Interesting. That worked for me in all circumstances.

Share and Enjoy
—
Quinn “The Eskimo!” @ Developer Technical Support @ Apple
let myEmail = "eskimo" + "1" + "@" + "apple.com"

About to update FB16077972 - I get exactly the same result on a 15.2 (24C101) VM - if the test app is on the Desktop the local network alert does not trigger, and kDNSServiceErr_PolicyDenied is never received.

If the app is moved to the Applications folder, then it behaves as expected.

Played around with this some more while writing my update for FB16077972 - here is some more detail of exactly what I'm seeing on 15.2 (24C101)

When the application is inside the Applications folder:

1. Starting a scan will trigger the Local Network Privacy alert.

2. Once the Local Network Privacy alert has been responded to, if it is disabled, then the browser will receive a Ready update, followed by a Waiting - Denied update,

However, on the initial run, before the privacy alert has been shown (i.e. the undetermined state), the browser will receive a Ready update. I never saw the Denied update though, either when the privacy alert was shown, or when it was responded to - if access is granted the browser will start to receive results. If access is denied, no further state updates are received.

When the browser is stopped and started again, it will then receive the Waiting Denied update.

This also applies if the browser is stopped and started while the Local Network privacy alert is being shown.

Once the Local Network privacy alert has been responded to, if the application is inside the Applications folder, and browsing has started, and then the Local Network privacy state is changed, the browser does not receive any updates. For example, if Local Network privacy is disabled, it does not transition from Ready to Waiting, and vice versa.

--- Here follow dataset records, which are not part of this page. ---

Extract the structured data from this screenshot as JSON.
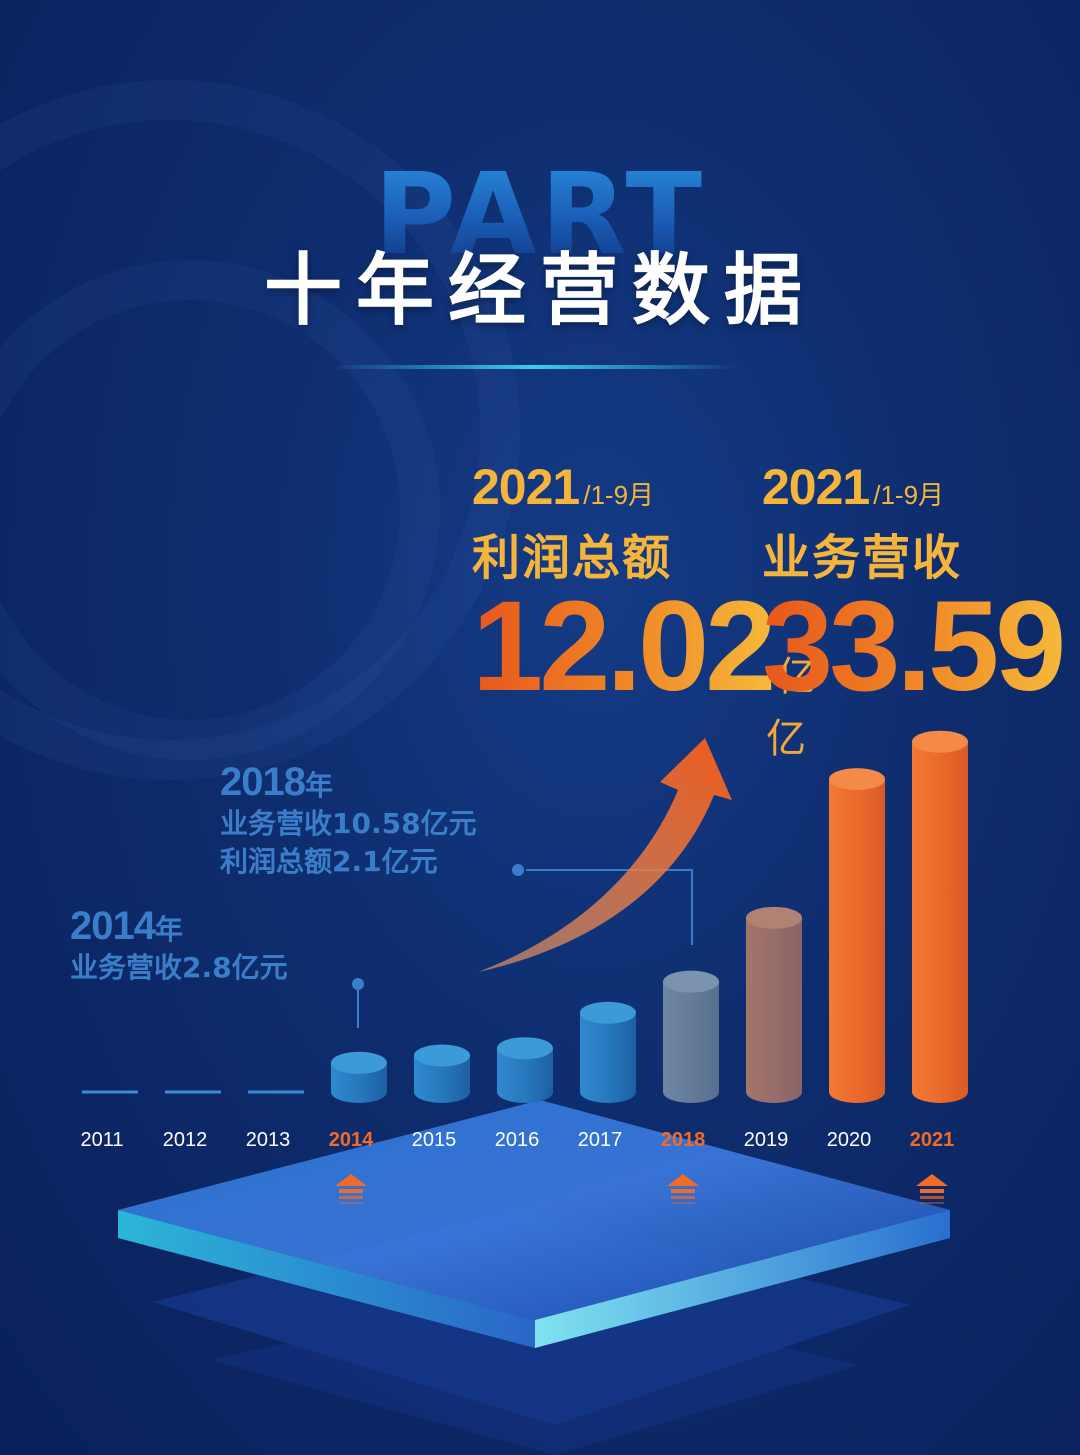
{
  "header": {
    "part_text": "PART",
    "title": "十年经营数据"
  },
  "kpis": [
    {
      "year": "2021",
      "period": "/1-9月",
      "label": "利润总额",
      "value": "12.02",
      "unit": "亿"
    },
    {
      "year": "2021",
      "period": "/1-9月",
      "label": "业务营收",
      "value": "33.59",
      "unit": "亿"
    }
  ],
  "annotations": {
    "y2018": {
      "year": "2018",
      "year_suffix": "年",
      "line1": "业务营收10.58亿元",
      "line2": "利润总额2.1亿元"
    },
    "y2014": {
      "year": "2014",
      "year_suffix": "年",
      "line1": "业务营收2.8亿元"
    }
  },
  "colors": {
    "blue_bar": "#2a7fc4",
    "orange_bar": "#ee6a28",
    "accent_orange": "#f06a2a",
    "annotation_blue": "#3a7ec9"
  },
  "chart_data": {
    "type": "bar",
    "categories": [
      "2011",
      "2012",
      "2013",
      "2014",
      "2015",
      "2016",
      "2017",
      "2018",
      "2019",
      "2020",
      "2021"
    ],
    "values": [
      null,
      null,
      null,
      2.8,
      3.5,
      4.2,
      7.6,
      10.58,
      16.7,
      30.0,
      33.59
    ],
    "highlighted": [
      "2014",
      "2018",
      "2021"
    ],
    "unit": "亿元",
    "ylim": [
      0,
      35
    ]
  }
}
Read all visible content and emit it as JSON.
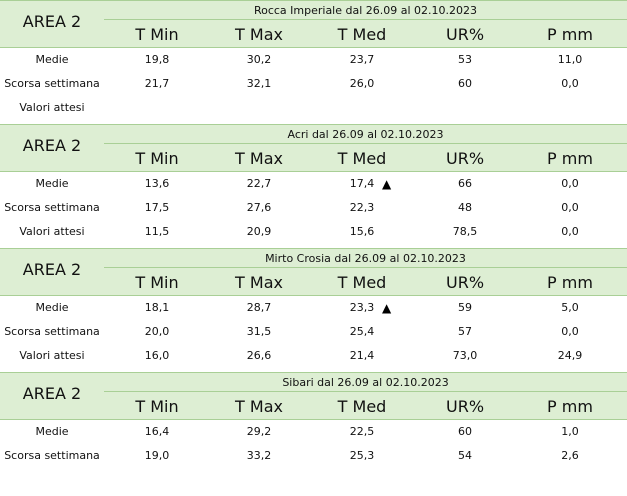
{
  "columns": [
    "T Min",
    "T Max",
    "T Med",
    "UR%",
    "P mm"
  ],
  "row_labels": [
    "Medie",
    "Scorsa settimana",
    "Valori attesi"
  ],
  "trend_symbol": "▲",
  "colors": {
    "header_band": "#ddeed3",
    "rule": "#a9cf96"
  },
  "sections": [
    {
      "area": "AREA 2",
      "title": "Rocca Imperiale  dal 26.09 al 02.10.2023",
      "rows": [
        {
          "label": "Medie",
          "values": [
            "19,8",
            "30,2",
            "23,7",
            "53",
            "11,0"
          ]
        },
        {
          "label": "Scorsa settimana",
          "values": [
            "21,7",
            "32,1",
            "26,0",
            "60",
            "0,0"
          ]
        },
        {
          "label": "Valori attesi",
          "values": [
            "",
            "",
            "",
            "",
            ""
          ]
        }
      ]
    },
    {
      "area": "AREA 2",
      "title": "Acri dal 26.09 al 02.10.2023",
      "rows": [
        {
          "label": "Medie",
          "values": [
            "13,6",
            "22,7",
            "17,4",
            "66",
            "0,0"
          ],
          "tmed_trend": "▲"
        },
        {
          "label": "Scorsa settimana",
          "values": [
            "17,5",
            "27,6",
            "22,3",
            "48",
            "0,0"
          ]
        },
        {
          "label": "Valori attesi",
          "values": [
            "11,5",
            "20,9",
            "15,6",
            "78,5",
            "0,0"
          ]
        }
      ]
    },
    {
      "area": "AREA 2",
      "title": "Mirto Crosia dal 26.09 al 02.10.2023",
      "rows": [
        {
          "label": "Medie",
          "values": [
            "18,1",
            "28,7",
            "23,3",
            "59",
            "5,0"
          ],
          "tmed_trend": "▲"
        },
        {
          "label": "Scorsa settimana",
          "values": [
            "20,0",
            "31,5",
            "25,4",
            "57",
            "0,0"
          ]
        },
        {
          "label": "Valori attesi",
          "values": [
            "16,0",
            "26,6",
            "21,4",
            "73,0",
            "24,9"
          ]
        }
      ]
    },
    {
      "area": "AREA 2",
      "title": "Sibari dal 26.09 al 02.10.2023",
      "rows": [
        {
          "label": "Medie",
          "values": [
            "16,4",
            "29,2",
            "22,5",
            "60",
            "1,0"
          ]
        },
        {
          "label": "Scorsa settimana",
          "values": [
            "19,0",
            "33,2",
            "25,3",
            "54",
            "2,6"
          ]
        }
      ]
    }
  ]
}
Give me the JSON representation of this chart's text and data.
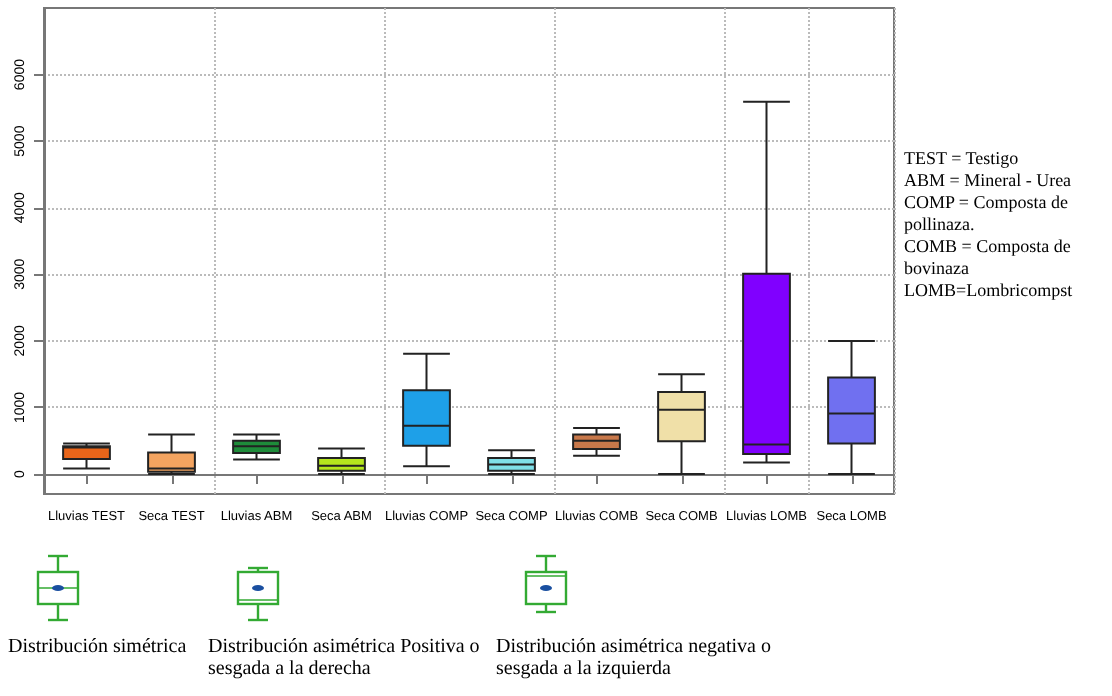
{
  "chart_data": {
    "type": "box",
    "categories": [
      "Lluvias TEST",
      "Seca TEST",
      "Lluvias ABM",
      "Seca ABM",
      "Lluvias COMP",
      "Seca COMP",
      "Lluvias COMB",
      "Seca COMB",
      "Lluvias LOMB",
      "Seca LOMB"
    ],
    "boxes": [
      {
        "low": 83,
        "q1": 225,
        "median": 400,
        "q3": 417,
        "high": 458
      },
      {
        "low": 0,
        "q1": 33,
        "median": 83,
        "q3": 325,
        "high": 592
      },
      {
        "low": 217,
        "q1": 317,
        "median": 417,
        "q3": 500,
        "high": 592
      },
      {
        "low": 0,
        "q1": 50,
        "median": 125,
        "q3": 242,
        "high": 383
      },
      {
        "low": 117,
        "q1": 425,
        "median": 725,
        "q3": 1258,
        "high": 1808
      },
      {
        "low": 0,
        "q1": 50,
        "median": 142,
        "q3": 242,
        "high": 358
      },
      {
        "low": 275,
        "q1": 375,
        "median": 500,
        "q3": 592,
        "high": 692
      },
      {
        "low": 0,
        "q1": 492,
        "median": 967,
        "q3": 1233,
        "high": 1500
      },
      {
        "low": 175,
        "q1": 300,
        "median": 442,
        "q3": 3008,
        "high": 5592
      },
      {
        "low": 0,
        "q1": 458,
        "median": 908,
        "q3": 1450,
        "high": 2000
      }
    ],
    "colors": [
      "#e8651a",
      "#f4a460",
      "#1e8c3a",
      "#b5e61d",
      "#1ea0e8",
      "#7fdfe8",
      "#c8784a",
      "#f0e0a8",
      "#8000ff",
      "#7070f0"
    ],
    "ylim": [
      -300,
      7000
    ],
    "yticks": [
      0,
      1000,
      2000,
      3000,
      4000,
      5000,
      6000
    ],
    "grid": true,
    "annotations": [
      "TEST = Testigo",
      "ABM = Mineral - Urea",
      "COMP = Composta de pollinaza.",
      "COMB = Composta de bovinaza",
      "LOMB=Lombricompst",
      "Distribución simétrica",
      "Distribución asimétrica Positiva o sesgada a la derecha",
      "Distribución asimétrica negativa o sesgada a la izquierda"
    ]
  }
}
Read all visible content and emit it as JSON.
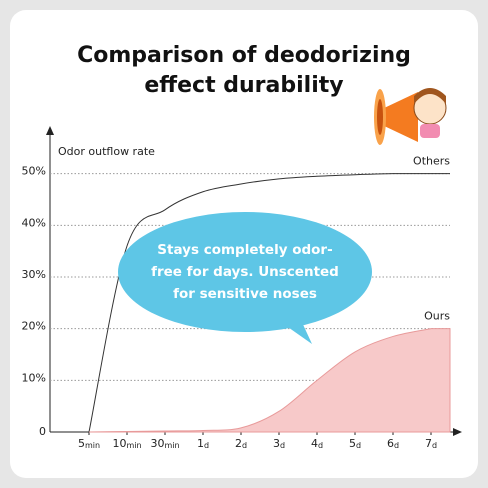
{
  "chart_data": {
    "type": "line",
    "title": "Comparison of deodorizing",
    "subtitle": "effect durability",
    "y_axis_label": "Odor outflow rate",
    "annotation": [
      "Stays completely odor-",
      "free for days. Unscented",
      "for sensitive noses"
    ],
    "categories": [
      "5min",
      "10min",
      "30min",
      "1d",
      "2d",
      "3d",
      "4d",
      "5d",
      "6d",
      "7d"
    ],
    "series": [
      {
        "name": "Others",
        "color": "#333333",
        "values": [
          0,
          36,
          43,
          46.5,
          48,
          49,
          49.5,
          49.8,
          50,
          50
        ]
      },
      {
        "name": "Ours",
        "color": "#f7c9c9",
        "values": [
          0,
          0.1,
          0.2,
          0.3,
          0.8,
          4,
          10,
          15.5,
          18.5,
          20
        ]
      }
    ],
    "ylim": [
      0,
      60
    ],
    "yticks": [
      0,
      {
        "value": 10,
        "label": "10%"
      },
      {
        "value": 20,
        "label": "20%"
      },
      {
        "value": 30,
        "label": "30%"
      },
      {
        "value": 40,
        "label": "40%"
      },
      {
        "value": 50,
        "label": "50%"
      }
    ],
    "grid": true
  }
}
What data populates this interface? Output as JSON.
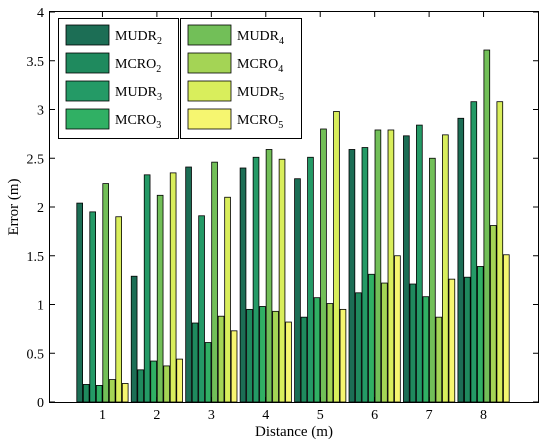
{
  "chart_data": {
    "type": "bar",
    "xlabel": "Distance (m)",
    "ylabel": "Error (m)",
    "categories": [
      "1",
      "2",
      "3",
      "4",
      "5",
      "6",
      "7",
      "8"
    ],
    "ylim": [
      0,
      4
    ],
    "yticks": [
      "0",
      "0.5",
      "1",
      "1.5",
      "2",
      "2.5",
      "3",
      "3.5",
      "4"
    ],
    "legend_position": "top-left",
    "grid": false,
    "series": [
      {
        "name": "MUDR",
        "sub": "2",
        "color": "#1c6e55",
        "values": [
          2.04,
          1.29,
          2.41,
          2.4,
          2.29,
          2.59,
          2.73,
          2.91
        ]
      },
      {
        "name": "MCRO",
        "sub": "2",
        "color": "#1f8a5e",
        "values": [
          0.18,
          0.33,
          0.81,
          0.95,
          0.87,
          1.12,
          1.21,
          1.28
        ]
      },
      {
        "name": "MUDR",
        "sub": "3",
        "color": "#249a66",
        "values": [
          1.95,
          2.33,
          1.91,
          2.51,
          2.51,
          2.61,
          2.84,
          3.08
        ]
      },
      {
        "name": "MCRO",
        "sub": "3",
        "color": "#30b064",
        "values": [
          0.17,
          0.42,
          0.61,
          0.98,
          1.07,
          1.31,
          1.08,
          1.39
        ]
      },
      {
        "name": "MUDR",
        "sub": "4",
        "color": "#72bf58",
        "values": [
          2.24,
          2.12,
          2.46,
          2.59,
          2.8,
          2.79,
          2.5,
          3.61
        ]
      },
      {
        "name": "MCRO",
        "sub": "4",
        "color": "#a4d455",
        "values": [
          0.23,
          0.37,
          0.88,
          0.93,
          1.01,
          1.22,
          0.87,
          1.81
        ]
      },
      {
        "name": "MUDR",
        "sub": "5",
        "color": "#d9ee5c",
        "values": [
          1.9,
          2.35,
          2.1,
          2.49,
          2.98,
          2.79,
          2.74,
          3.08
        ]
      },
      {
        "name": "MCRO",
        "sub": "5",
        "color": "#f6f670",
        "values": [
          0.19,
          0.44,
          0.73,
          0.82,
          0.95,
          1.5,
          1.26,
          1.51
        ]
      }
    ]
  }
}
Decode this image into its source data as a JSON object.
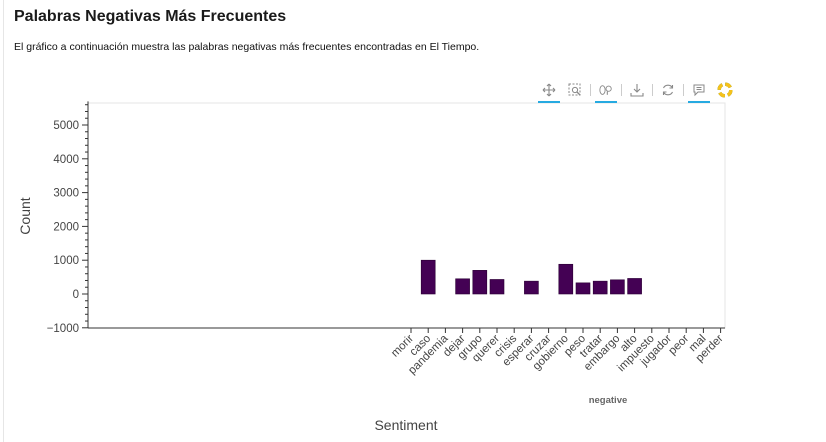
{
  "page": {
    "title": "Palabras Negativas Más Frecuentes",
    "description": "El gráfico a continuación muestra las palabras negativas más frecuentes encontradas en El Tiempo."
  },
  "toolbar": {
    "tools": [
      "pan-icon",
      "box-zoom-icon",
      "wheel-zoom-icon",
      "save-icon",
      "reset-icon",
      "hover-icon",
      "bokeh-logo-icon"
    ]
  },
  "chart_data": {
    "type": "bar",
    "categories": [
      "morir",
      "caso",
      "pandemia",
      "dejar",
      "grupo",
      "querer",
      "crisis",
      "esperar",
      "cruzar",
      "gobierno",
      "peso",
      "tratar",
      "embargo",
      "alto",
      "impuesto",
      "jugador",
      "peor",
      "mal",
      "perder"
    ],
    "values": [
      0,
      1000,
      0,
      450,
      700,
      430,
      0,
      380,
      0,
      880,
      330,
      380,
      420,
      460,
      0,
      0,
      0,
      0,
      0
    ],
    "series_name": "negative",
    "xlabel": "Sentiment",
    "ylabel": "Count",
    "ylim": [
      -1000,
      5700
    ],
    "yticks": [
      -1000,
      0,
      1000,
      2000,
      3000,
      4000,
      5000
    ],
    "bar_color": "#440154",
    "grid": false
  }
}
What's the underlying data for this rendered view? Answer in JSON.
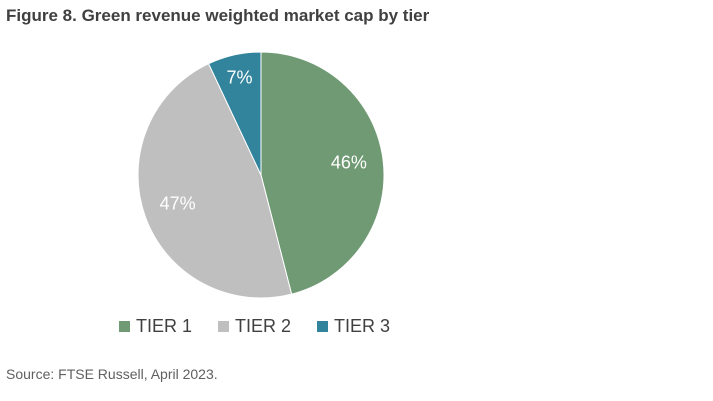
{
  "title": "Figure 8. Green revenue weighted market cap by tier",
  "source": "Source: FTSE Russell, April 2023.",
  "chart_data": {
    "type": "pie",
    "title": "Figure 8. Green revenue weighted market cap by tier",
    "slices": [
      {
        "name": "TIER 1",
        "value": 46,
        "label": "46%",
        "color": "#6f9a73"
      },
      {
        "name": "TIER 2",
        "value": 47,
        "label": "47%",
        "color": "#bfbfbf"
      },
      {
        "name": "TIER 3",
        "value": 7,
        "label": "7%",
        "color": "#31849b"
      }
    ],
    "start": "12 o'clock",
    "direction": "clockwise",
    "data_labels": "inside, white",
    "legend": "bottom"
  }
}
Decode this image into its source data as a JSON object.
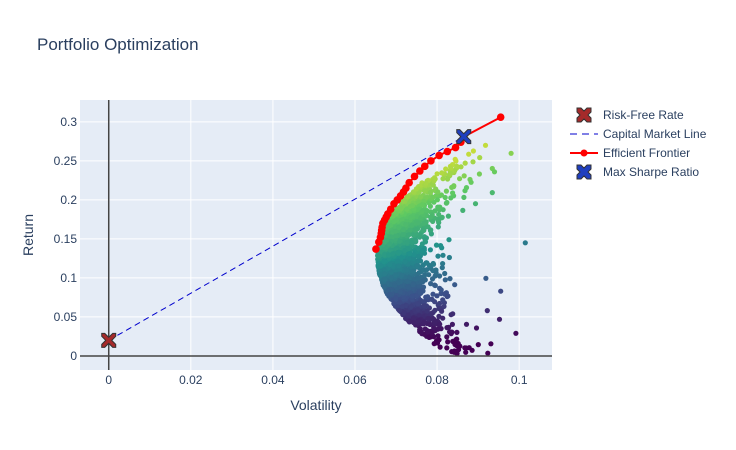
{
  "chart_data": {
    "type": "scatter",
    "title": "Portfolio Optimization",
    "xlabel": "Volatility",
    "ylabel": "Return",
    "xlim": [
      -0.007,
      0.108
    ],
    "ylim": [
      -0.018,
      0.328
    ],
    "x_ticks": [
      0,
      0.02,
      0.04,
      0.06,
      0.08,
      0.1
    ],
    "y_ticks": [
      0,
      0.05,
      0.1,
      0.15,
      0.2,
      0.25,
      0.3
    ],
    "x_tick_labels": [
      "0",
      "0.02",
      "0.04",
      "0.06",
      "0.08",
      "0.1"
    ],
    "y_tick_labels": [
      "0",
      "0.05",
      "0.1",
      "0.15",
      "0.2",
      "0.25",
      "0.3"
    ],
    "grid": true,
    "legend_position": "right",
    "colors": {
      "plot_bg": "#e5ecf6",
      "grid": "#ffffff",
      "zero_line": "#444444",
      "risk_free": "#a52a2a",
      "cml": "#0000cd",
      "frontier": "#ff0000",
      "max_sharpe": "#1f3fbf",
      "colorscale": [
        "#440154",
        "#3b528b",
        "#21918c",
        "#5ec962",
        "#fde725"
      ]
    },
    "series": [
      {
        "name": "Risk-Free Rate",
        "mode": "marker",
        "marker": "x",
        "x": [
          0
        ],
        "y": [
          0.02
        ]
      },
      {
        "name": "Capital Market Line",
        "mode": "dashed-line",
        "x": [
          0,
          0.0865
        ],
        "y": [
          0.02,
          0.281
        ]
      },
      {
        "name": "Efficient Frontier",
        "mode": "lines+markers",
        "x": [
          0.0651,
          0.0658,
          0.0662,
          0.0664,
          0.0665,
          0.0666,
          0.0668,
          0.0672,
          0.0676,
          0.068,
          0.0687,
          0.0695,
          0.0703,
          0.0711,
          0.0718,
          0.0724,
          0.0732,
          0.0745,
          0.0758,
          0.077,
          0.0785,
          0.0805,
          0.0825,
          0.0845,
          0.0858,
          0.0865,
          0.0955
        ],
        "y": [
          0.137,
          0.146,
          0.152,
          0.157,
          0.161,
          0.165,
          0.17,
          0.174,
          0.178,
          0.182,
          0.188,
          0.195,
          0.2,
          0.205,
          0.21,
          0.215,
          0.222,
          0.23,
          0.237,
          0.243,
          0.25,
          0.257,
          0.262,
          0.267,
          0.274,
          0.281,
          0.306
        ]
      },
      {
        "name": "Max Sharpe Ratio",
        "mode": "marker",
        "marker": "x",
        "x": [
          0.0865
        ],
        "y": [
          0.281
        ]
      }
    ],
    "cloud": {
      "description_values": "random portfolio simulations, colored by Sharpe ratio",
      "point_count": 2600,
      "return_range": [
        0.003,
        0.27
      ],
      "volatility_range": [
        0.065,
        0.102
      ]
    }
  }
}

When the application is initially on the Desktop, instead of inside Applications, the privacy alert will not be triggered, and the browser never receives the denied update, and can apparently browse.

Once the privacy alert has been triggered, if the application is moved to the Desktop, then it will no longer get the denied update, even if Local Network privacy is disabled, and will be able to browse.

I'm kind of suspicious that it's behaving so strangely for me - from other threads I got the impression that people had a bit of trouble with it, but not as much as this.